Montag, 10. November 2008

Für Murphy.

Wenn der Tag schon damit beginnt, dass sich ein Dozent auf meinen Fahrradhelm setzt und ihn dabei buchstäblich zu Kleinholz verarbeitet, riecht das schon verdächtig nach Murphy. Und in der Tat, des guten Herren Gesetz dominierte auch den gesamten Rest meines Tages: Schlenk-Kolben folgen dem Ruf der Schwerkraft und verwandeln sich in Scherbenhaufen, Chemikalien sind zu keiner Zeit an dem Ort, wo man sie gerade braucht, und sobald man — einem wahren Wunder gleich — das fertige Produkt vor Augen hat, bricht der Hahn zur Schutzgasleitung ab und man kann nichts als bangen, dass die luft- und wasserempfindliche Substanz noch intakt ist…
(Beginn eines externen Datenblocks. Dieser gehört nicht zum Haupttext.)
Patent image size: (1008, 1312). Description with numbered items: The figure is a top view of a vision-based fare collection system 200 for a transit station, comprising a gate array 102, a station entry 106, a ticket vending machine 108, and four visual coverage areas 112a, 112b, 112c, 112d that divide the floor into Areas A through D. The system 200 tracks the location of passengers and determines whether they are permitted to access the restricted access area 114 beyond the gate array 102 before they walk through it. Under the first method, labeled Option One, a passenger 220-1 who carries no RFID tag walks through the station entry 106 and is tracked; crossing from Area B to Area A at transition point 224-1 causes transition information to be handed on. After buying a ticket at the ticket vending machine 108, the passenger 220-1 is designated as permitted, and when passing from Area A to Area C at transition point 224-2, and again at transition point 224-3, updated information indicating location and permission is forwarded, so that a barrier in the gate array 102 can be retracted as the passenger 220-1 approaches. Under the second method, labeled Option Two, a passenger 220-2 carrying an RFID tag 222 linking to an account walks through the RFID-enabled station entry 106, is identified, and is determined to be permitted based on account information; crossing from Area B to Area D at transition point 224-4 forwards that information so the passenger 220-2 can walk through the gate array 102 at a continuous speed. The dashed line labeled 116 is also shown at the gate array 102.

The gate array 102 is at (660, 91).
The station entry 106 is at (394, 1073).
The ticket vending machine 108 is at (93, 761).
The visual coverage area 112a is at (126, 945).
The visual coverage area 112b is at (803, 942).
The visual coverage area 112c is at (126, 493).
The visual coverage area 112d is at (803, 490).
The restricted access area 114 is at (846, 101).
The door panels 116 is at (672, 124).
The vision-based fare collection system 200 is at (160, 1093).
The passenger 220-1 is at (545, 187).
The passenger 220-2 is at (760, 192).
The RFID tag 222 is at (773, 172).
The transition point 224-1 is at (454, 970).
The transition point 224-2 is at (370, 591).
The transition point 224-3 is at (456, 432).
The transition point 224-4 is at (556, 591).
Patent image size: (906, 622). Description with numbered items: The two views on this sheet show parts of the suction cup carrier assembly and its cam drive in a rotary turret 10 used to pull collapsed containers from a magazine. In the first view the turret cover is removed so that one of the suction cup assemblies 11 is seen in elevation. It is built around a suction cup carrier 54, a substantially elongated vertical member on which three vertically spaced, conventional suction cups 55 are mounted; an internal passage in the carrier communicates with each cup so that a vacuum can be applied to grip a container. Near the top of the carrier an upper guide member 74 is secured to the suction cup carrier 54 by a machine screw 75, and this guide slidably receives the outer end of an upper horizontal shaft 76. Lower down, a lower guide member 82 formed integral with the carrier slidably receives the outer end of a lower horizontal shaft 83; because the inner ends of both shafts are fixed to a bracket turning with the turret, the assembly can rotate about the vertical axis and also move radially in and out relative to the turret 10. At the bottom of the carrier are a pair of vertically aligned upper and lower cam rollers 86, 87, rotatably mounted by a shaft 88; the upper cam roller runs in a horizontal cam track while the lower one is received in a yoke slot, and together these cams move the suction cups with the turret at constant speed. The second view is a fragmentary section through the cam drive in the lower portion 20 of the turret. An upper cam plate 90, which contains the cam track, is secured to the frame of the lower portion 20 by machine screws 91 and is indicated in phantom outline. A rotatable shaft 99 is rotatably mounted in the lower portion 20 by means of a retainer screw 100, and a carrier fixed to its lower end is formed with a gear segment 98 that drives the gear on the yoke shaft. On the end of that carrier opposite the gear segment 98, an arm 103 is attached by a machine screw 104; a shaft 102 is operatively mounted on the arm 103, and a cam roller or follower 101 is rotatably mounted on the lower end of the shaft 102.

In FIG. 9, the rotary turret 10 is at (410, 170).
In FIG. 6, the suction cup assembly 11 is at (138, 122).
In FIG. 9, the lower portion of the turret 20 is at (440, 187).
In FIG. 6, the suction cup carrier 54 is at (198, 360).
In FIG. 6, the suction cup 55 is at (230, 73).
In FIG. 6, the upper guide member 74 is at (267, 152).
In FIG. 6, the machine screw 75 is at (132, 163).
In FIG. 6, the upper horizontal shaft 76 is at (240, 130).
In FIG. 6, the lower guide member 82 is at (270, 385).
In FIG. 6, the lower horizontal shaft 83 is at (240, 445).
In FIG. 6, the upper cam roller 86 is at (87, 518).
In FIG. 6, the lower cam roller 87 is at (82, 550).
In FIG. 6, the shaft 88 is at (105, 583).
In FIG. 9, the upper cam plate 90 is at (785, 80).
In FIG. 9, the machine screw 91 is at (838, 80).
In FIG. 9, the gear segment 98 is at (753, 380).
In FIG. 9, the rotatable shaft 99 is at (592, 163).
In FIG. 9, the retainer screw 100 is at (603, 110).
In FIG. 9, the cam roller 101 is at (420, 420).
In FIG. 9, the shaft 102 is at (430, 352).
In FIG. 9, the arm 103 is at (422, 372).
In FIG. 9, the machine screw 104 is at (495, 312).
Immerhin, etwas Gutes hat’s auch: Morgen kann nur besser werden.

Universitäre Irrenanstalt

Montag, 13. Oktober 2008

Nun hat die Vorlesungszeit wieder angefangen und alles ist wie gewohnt: herrlich chaotisch.

Da man schon weiß, dass es voll wird, kämpft man sich bereits eine Viertelstunde vor der Vorlesung in den wohl kleinsten Hörsaal des Instituts und findet trotzdem nur gerade noch einen vernünftigen Sitzplatz. Schließlich erscheint der Dozent und teilt uns mit, dass er diese Pflichtveranstaltung aus ominösen Gründen nicht halten dürfe, wir uns doch beim Dekan beschweren sollen, auf dass sich dieses wohl politische Problem vielleicht lösen lässt, und geht wieder.

Bleibt nur die Frage, wann ich den Passierschein A38 besorgen muss…

Raubkopien in der Mensa

Dienstag, 30. September 2008

Wenn man der MPAA und RIAA glauben schenkt, werden universitäre Hochgeschwindigkeitsnetze nicht primär zum Austausch wissenschaftlicher Daten, sondern zum Herunterladen und Verteilen illegaler Film- und Musikkopien genutzt. Ganz so drastisch würde ich den Sachverhalt zwar nicht formulieren, doch bin ich ziemlich sicher, dass die Netzwerkadministratoren an Hochschulen eine ganze Menge fragwürdigen Datenaustausch in ihren Netzen fänden, wenn sie denn nachsähen…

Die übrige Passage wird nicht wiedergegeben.